Given the success the team has had under the DDB banner, it's questionable why the company would trade the equity of operating under a recognised banner for an unknown name.
"What we found was that being a part of DDB and the DDB model meant that we had to engage all different parts of the agency to serve clients," Blair told the Herald.
He says the independent banner means the agency will be able to build a team internally and service clients end-to-end, without having to rely on other parts of the business.
Blair says it will also allow for the agency to really specialise on the digital side and offer clients a suite of skills that aren't available in a standard advertising framework.

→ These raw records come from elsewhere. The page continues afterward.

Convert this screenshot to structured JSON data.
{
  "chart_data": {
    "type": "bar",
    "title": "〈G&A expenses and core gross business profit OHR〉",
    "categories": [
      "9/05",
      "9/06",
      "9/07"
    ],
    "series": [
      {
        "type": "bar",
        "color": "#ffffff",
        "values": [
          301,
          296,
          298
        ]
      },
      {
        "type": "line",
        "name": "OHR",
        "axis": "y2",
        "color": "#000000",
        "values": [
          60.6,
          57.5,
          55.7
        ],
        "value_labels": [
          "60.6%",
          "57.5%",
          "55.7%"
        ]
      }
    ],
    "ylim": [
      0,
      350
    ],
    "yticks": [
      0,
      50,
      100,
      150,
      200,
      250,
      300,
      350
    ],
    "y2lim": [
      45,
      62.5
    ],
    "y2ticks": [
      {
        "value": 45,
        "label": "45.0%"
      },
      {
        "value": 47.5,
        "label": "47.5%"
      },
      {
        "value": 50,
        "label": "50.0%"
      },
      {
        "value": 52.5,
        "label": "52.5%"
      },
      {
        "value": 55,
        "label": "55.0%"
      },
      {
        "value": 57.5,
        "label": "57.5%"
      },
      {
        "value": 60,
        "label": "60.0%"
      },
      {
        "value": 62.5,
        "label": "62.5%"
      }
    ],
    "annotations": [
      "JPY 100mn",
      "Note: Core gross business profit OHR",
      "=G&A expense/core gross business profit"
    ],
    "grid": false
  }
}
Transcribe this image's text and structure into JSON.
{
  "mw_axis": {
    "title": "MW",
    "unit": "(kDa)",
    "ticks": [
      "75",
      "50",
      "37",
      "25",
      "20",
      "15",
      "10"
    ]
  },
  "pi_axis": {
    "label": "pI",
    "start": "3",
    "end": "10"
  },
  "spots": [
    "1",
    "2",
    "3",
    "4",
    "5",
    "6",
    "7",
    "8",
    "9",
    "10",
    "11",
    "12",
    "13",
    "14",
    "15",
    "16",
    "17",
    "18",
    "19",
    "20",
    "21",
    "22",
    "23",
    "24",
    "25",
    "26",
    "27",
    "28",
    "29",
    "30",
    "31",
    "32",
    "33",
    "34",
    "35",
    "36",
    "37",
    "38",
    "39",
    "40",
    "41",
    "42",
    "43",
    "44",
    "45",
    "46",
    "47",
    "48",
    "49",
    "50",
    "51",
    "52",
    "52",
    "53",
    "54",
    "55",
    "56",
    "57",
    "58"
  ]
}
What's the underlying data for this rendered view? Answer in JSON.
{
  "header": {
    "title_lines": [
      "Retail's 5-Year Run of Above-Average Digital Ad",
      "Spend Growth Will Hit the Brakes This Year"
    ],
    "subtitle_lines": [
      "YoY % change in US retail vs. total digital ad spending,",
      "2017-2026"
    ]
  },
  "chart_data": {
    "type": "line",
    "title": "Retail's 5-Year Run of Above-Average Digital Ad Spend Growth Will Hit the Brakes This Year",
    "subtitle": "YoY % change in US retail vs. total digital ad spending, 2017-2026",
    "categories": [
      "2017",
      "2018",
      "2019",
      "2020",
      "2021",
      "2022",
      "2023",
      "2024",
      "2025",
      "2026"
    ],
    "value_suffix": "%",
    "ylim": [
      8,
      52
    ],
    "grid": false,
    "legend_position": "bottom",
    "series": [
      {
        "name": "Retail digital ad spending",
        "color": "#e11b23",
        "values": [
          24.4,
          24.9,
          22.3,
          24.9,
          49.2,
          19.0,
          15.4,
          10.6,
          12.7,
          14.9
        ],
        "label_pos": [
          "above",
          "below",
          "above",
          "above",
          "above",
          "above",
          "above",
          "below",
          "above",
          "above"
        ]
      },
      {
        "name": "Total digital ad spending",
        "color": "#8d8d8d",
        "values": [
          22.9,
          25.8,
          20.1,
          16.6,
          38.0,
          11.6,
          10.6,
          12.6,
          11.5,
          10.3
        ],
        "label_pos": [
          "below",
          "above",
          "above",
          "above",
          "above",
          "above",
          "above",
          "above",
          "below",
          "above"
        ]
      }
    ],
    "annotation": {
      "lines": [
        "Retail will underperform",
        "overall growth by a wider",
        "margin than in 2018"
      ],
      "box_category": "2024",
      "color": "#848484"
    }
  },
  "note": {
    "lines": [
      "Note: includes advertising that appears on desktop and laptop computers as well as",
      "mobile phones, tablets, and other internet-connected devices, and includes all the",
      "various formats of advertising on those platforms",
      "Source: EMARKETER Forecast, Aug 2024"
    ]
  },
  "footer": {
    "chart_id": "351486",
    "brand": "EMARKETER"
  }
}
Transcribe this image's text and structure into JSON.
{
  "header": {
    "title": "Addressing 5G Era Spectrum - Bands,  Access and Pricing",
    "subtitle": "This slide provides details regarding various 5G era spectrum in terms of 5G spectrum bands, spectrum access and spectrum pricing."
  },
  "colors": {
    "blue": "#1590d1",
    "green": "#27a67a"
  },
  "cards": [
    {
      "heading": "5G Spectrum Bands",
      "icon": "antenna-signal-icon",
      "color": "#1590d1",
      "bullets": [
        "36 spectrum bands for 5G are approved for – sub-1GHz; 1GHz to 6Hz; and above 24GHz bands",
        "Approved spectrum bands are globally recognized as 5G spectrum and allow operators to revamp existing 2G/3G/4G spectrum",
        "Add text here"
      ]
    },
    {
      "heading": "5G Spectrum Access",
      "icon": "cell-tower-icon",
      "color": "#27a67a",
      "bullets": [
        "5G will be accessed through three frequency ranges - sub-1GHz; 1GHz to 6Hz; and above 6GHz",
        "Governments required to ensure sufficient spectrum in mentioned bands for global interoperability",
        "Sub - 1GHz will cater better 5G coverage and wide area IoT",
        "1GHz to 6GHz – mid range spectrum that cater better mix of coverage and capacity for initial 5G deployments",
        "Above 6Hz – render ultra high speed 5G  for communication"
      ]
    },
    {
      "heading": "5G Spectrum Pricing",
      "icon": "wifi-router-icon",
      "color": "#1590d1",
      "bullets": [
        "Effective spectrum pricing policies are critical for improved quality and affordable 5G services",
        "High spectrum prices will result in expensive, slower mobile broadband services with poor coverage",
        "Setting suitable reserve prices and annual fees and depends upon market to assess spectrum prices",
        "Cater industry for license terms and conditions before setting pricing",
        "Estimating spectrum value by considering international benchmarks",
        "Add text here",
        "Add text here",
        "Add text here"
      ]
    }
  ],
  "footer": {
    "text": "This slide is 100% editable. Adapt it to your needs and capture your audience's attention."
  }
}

At a time when the debate between generalists and specialists rages on, Tribal has decided to go hard on the specialist side, with Blair saying the company wants to create digital experiences that reach audiences at an emotional level.
An ugly anniversary
Emotions and digital advertising aren't often great bedfellows. Just consider that October 27 this year will mark the 25th anniversary of the first banner ad to grace the web. If you're looking for someone to blame, the original sin came from respected tech publication Wired.com (then known as HotWired).
At the time of launch, 14 companies bought banner ads, which then had to be downloaded via the painfully slow dialup modems of the past.
As is often the case with digital folklore, the story focused on one of those brands, namely AT&T, whose ad asked "Have you ever clicked you mouse right here? You will."
Click they did, with that ad achieving a 44 per cent click-through rate. These days, click-through rates have become utterly abysmal, with only one in 10,000 or so readers typically clicking on banner ads – most often by accident.
Tribal's creative boss Haydn Kerr says the reason these rates are so terrible today is that most online advertising simply doesn't make you feel anything.
I remember someone once asked me a while ago, 'When was the last time you really felt something on the web?' And I had nothing. But if you were asked the same question about TV ads you'd be able to name 10 or 15 examples.
"We're really at our infancy in this space in terms of understanding this. Has it really moved on that much since we first started going?"
The problem with this is that so much research now shows that advertising needs to have an emotional impact on the viewer to have any impact. Nodding in agreement, Kerr admits a major priority for his team is finding ways to rethink banner ads.
But 25 years on and counting, the wait goes on for a banner ad that sparks a conversation -- other than one about how annoying they are.